The standard library type UnsafeCell<T> is the only way to hold data that is mutable through a shared reference. This is an unsafe low-level building block that we would almost never use directly. All other interior mutability is built as safe abstractions around an UnsafeCell, with a variety of properties and requirements as appropriate to different use cases. (Fundamentally Rust is a language for building safe abstractions, and this is one of the areas where that is most apparent.)

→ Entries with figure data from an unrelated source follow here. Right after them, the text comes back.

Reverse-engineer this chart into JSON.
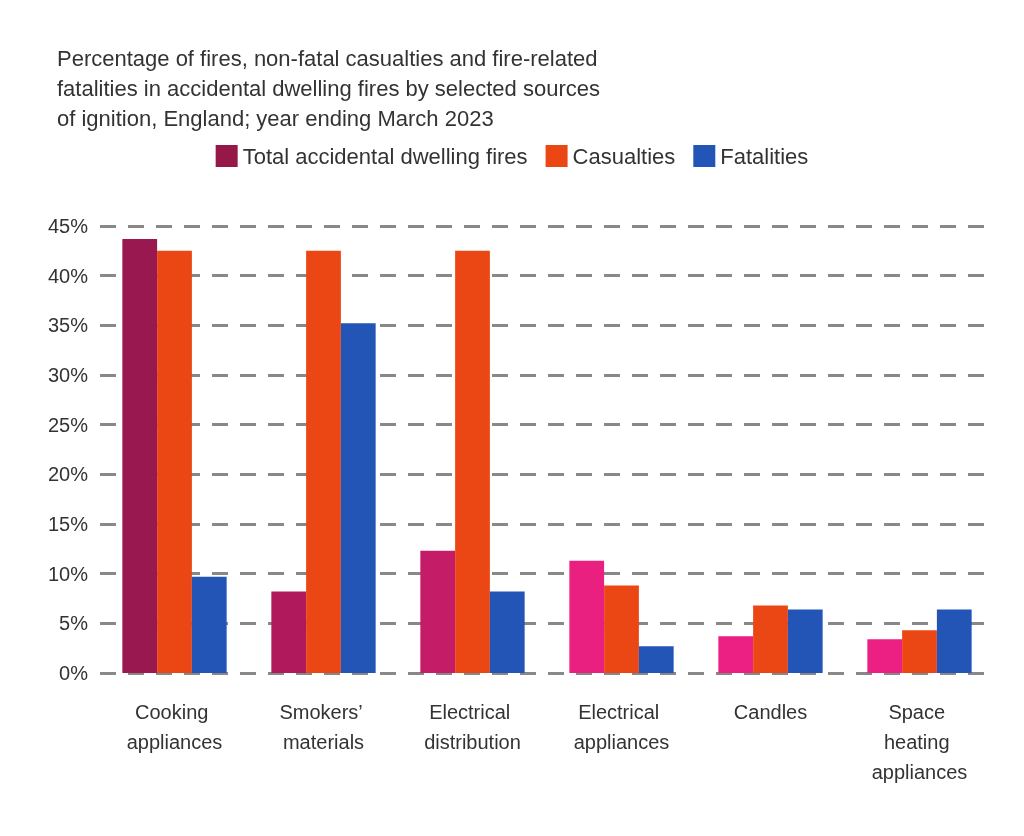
{
  "chart_data": {
    "type": "bar",
    "title": "Percentage of fires, non-fatal casualties and fire-related fatalities in accidental dwelling fires by selected sources of ignition, England; year ending March 2023",
    "categories": [
      "Cooking appliances",
      "Smokers’ materials",
      "Electrical distribution",
      "Electrical appliances",
      "Candles",
      "Space heating appliances"
    ],
    "series": [
      {
        "name": "Total accidental dwelling fires",
        "color": "#951848",
        "colors": [
          "#9a1850",
          "#b01a5c",
          "#c41c66",
          "#ea2080",
          "#ec1f82",
          "#ec1f82"
        ],
        "values": [
          43.7,
          8.2,
          12.3,
          11.3,
          3.7,
          3.4
        ]
      },
      {
        "name": "Casualties",
        "color": "#eb4714",
        "values": [
          42.5,
          42.5,
          42.5,
          8.8,
          6.8,
          4.3
        ]
      },
      {
        "name": "Fatalities",
        "color": "#2255b5",
        "values": [
          9.7,
          35.2,
          8.2,
          2.7,
          6.4,
          6.4
        ]
      }
    ],
    "ylim": [
      0,
      45
    ],
    "yticks": [
      {
        "value": 0,
        "label": "0%"
      },
      {
        "value": 5,
        "label": "5%"
      },
      {
        "value": 10,
        "label": "10%"
      },
      {
        "value": 15,
        "label": "15%"
      },
      {
        "value": 20,
        "label": "20%"
      },
      {
        "value": 25,
        "label": "25%"
      },
      {
        "value": 30,
        "label": "30%"
      },
      {
        "value": 35,
        "label": "35%"
      },
      {
        "value": 40,
        "label": "40%"
      },
      {
        "value": 45,
        "label": "45%"
      }
    ],
    "grid": "y",
    "legend": "top"
  }
}
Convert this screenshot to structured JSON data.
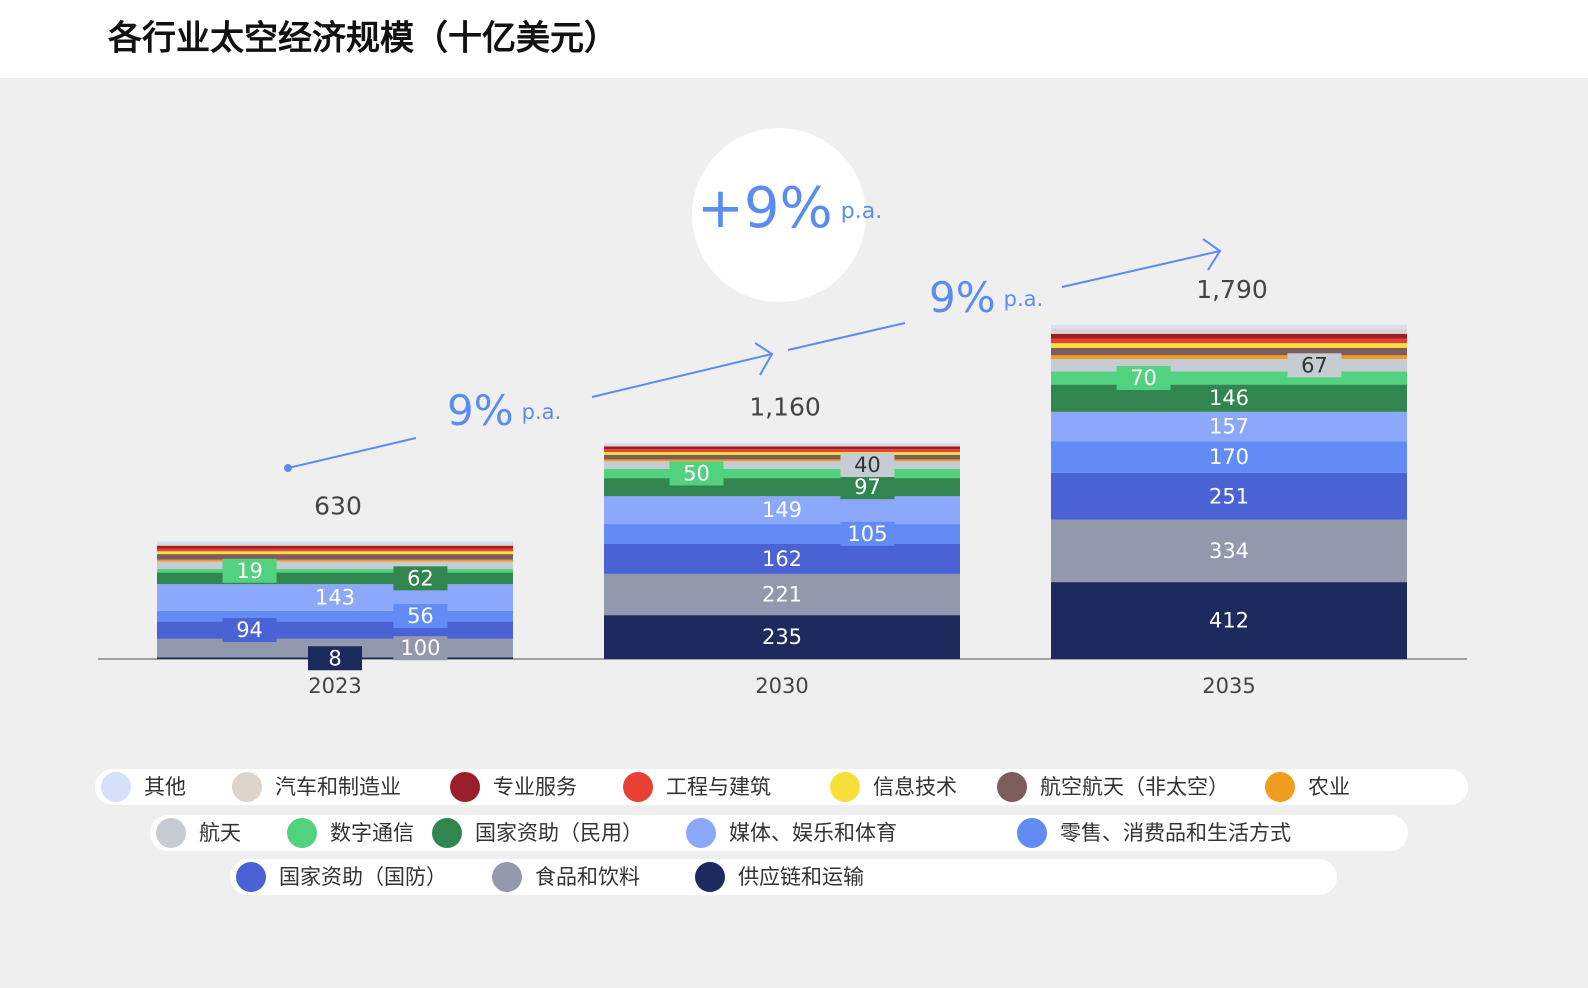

Beyond atomics, other safe abstractions in the standard library built on interior mutability include:

Cell<T> — we can perform mutation even when other references to the same Cell<T> may exist, and it's safe because the API enforces:
- it's impossible for more than one thread to hold references to the same Cell<T> at a time because Cell<T> does not implement the Sync trait, i.e. Cell<T> is single threaded;
- and it's impossible to obtain a reference to the contents within the Cell<T>, as such references could be invalidated by a mutation; instead all access is done by copying data out of the cell.
RefCell<T> — we can perform mutation even when other references to the same RefCell<T> may exist, and it's safe because the API enforces:
- RefCell<T> is single threaded so it's impossible for multiple threads to refer to the same one, similar to Cell<T>;
- and within the one thread, dynamically checked borrow rules will detect and prevent attempts to mutate while a reader is holding a reference into the content of the RefCell.
Mutex<T> — we can perform mutation even when other references to the same Mutex<T> may exist, and it's safe because the API enforces:
- only one of the references may operate on the inner T at a time, whether reading or writing; other accesses will block until the current one has released its lock.
RwLock<T> — we can perform mutation even when other references to the same RwLock<T> may exist, and it's safe because the API enforces:
- only one of the references may be used to mutate the T at a time, and only while no other references are being used for reading; accesses will block to meet these requirements.